The benchmark 10-year German yield was last 5.6 basis points higher at 2.028 percent, some 30 bps lower than the U.S. T-note yield.

"The uncertainty in the euro zone will keep yields down," said Alan McQuaid, Bloxham Stockbrokers' chief economist, adding Bund yields may only rise about 20 basis points from current levels before coming back towards or even below 2 percent.

"I think the second quarter will see 'risk off' coming back in play on the political situation in Europe, particularly elections in France and Greece and the referendum (on new fiscal rules in Europe) in Ireland."

Bund futures were 71 ticks lower at 135.77. Futurestechs technical analyst Clive Lambert recommended investors stay on the sidelines and wait for a break below this year's low of 135.22 before turning more bearish on Bunds.

U.S. data such as inflation, the industrial output and the University of Michigan sentiment indicator could further fuel the sell-off in Bunds if they come in better than expected. Commerzbank strategists recommended investors to short Bunds in the run-up to the data releases, looking for Bund yields to establish a 2-2.2 percent range in coming weeks.

NOT GOING TOO FAR

That range looked likely to hold.

"We've seen a lot of good news ... and I find it a little bit difficult to see how much better the news flow can get," said Marius Daheim, senior fixed income analyst at Bayerische Landesbank, adding that the risk of fiscal slippages in the euro zone should keep Bund yields subdued.

Investec fixed income analyst Brian Barry said buying interest in Bunds will remain high as long as Spanish bonds remain under pressure.

Spanish debt has clearly underperformed its peers after the government said last month it missed its 2011 budget goal by a wide margin. Ten-year yields were stable at 5.19 percent, some 35 bps over their Italian equivalents.

Nomura's head of European rates strategy Nick Firoozye said Bund yields of 2 percent were a buying opportunity because "the European situation is vastly different from that of the U.S and the (European Central Bank's cash injections) have helped both the periphery and Bunds."
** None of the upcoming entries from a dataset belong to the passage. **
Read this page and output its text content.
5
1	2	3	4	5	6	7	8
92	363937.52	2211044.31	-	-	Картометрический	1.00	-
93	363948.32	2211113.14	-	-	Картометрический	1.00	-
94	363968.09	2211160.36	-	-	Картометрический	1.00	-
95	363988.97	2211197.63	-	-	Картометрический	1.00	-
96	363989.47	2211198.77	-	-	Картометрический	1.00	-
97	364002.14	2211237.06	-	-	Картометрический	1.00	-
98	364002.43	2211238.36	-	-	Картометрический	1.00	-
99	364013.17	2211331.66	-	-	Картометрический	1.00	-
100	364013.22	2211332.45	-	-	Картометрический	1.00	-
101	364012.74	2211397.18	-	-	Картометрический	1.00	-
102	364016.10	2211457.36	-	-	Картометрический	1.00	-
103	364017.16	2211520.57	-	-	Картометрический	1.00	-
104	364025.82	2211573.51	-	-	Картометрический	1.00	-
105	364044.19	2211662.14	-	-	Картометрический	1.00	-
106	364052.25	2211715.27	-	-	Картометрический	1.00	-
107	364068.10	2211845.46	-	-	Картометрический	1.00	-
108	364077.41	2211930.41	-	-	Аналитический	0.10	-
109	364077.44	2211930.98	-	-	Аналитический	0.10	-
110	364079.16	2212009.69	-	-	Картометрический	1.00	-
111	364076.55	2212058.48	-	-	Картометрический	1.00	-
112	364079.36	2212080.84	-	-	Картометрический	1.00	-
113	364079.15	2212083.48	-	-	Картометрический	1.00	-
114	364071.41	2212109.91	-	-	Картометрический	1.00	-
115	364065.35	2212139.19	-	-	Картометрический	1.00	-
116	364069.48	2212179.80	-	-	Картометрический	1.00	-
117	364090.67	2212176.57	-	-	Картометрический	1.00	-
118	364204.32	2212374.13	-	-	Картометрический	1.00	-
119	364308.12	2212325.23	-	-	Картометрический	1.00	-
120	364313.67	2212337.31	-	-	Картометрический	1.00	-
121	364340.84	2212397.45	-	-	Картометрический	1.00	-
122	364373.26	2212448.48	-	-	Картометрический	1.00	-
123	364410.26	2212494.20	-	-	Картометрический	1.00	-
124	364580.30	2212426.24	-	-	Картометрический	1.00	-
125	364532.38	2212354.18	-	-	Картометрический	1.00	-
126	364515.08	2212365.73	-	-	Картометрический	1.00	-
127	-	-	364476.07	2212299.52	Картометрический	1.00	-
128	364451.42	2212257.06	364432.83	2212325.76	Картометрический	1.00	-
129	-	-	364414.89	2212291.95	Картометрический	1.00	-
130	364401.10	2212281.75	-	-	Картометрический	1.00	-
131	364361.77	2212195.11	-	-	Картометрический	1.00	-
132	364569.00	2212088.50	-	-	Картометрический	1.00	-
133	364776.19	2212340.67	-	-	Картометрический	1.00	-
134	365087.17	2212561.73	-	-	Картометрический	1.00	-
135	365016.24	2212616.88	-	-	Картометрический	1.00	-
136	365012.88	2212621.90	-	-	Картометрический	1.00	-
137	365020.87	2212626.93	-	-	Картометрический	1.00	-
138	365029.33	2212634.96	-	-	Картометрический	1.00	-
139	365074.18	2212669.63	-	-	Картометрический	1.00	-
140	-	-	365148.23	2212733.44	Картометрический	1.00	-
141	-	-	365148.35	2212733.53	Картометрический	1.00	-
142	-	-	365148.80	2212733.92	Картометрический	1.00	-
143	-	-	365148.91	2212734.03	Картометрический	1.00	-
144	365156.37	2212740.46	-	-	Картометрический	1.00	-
Based on that view, Firoozye recommends long positions in Bunds and short positions in U.S. T-notes. Citing similar supporting factors for Bunds, Rabobank rate strategist Richard McGuire said the U.S./German spread could widen to as much 48 bps, a level last seen in February 2011.

Others expect a short-term correction. Bayerische Landesbank's Daheim said the T-note/Bund yield spread could narrow to 20 or even 10 bps near-term, but still expected Bund yields to remain lower than T-note yields in the longer run.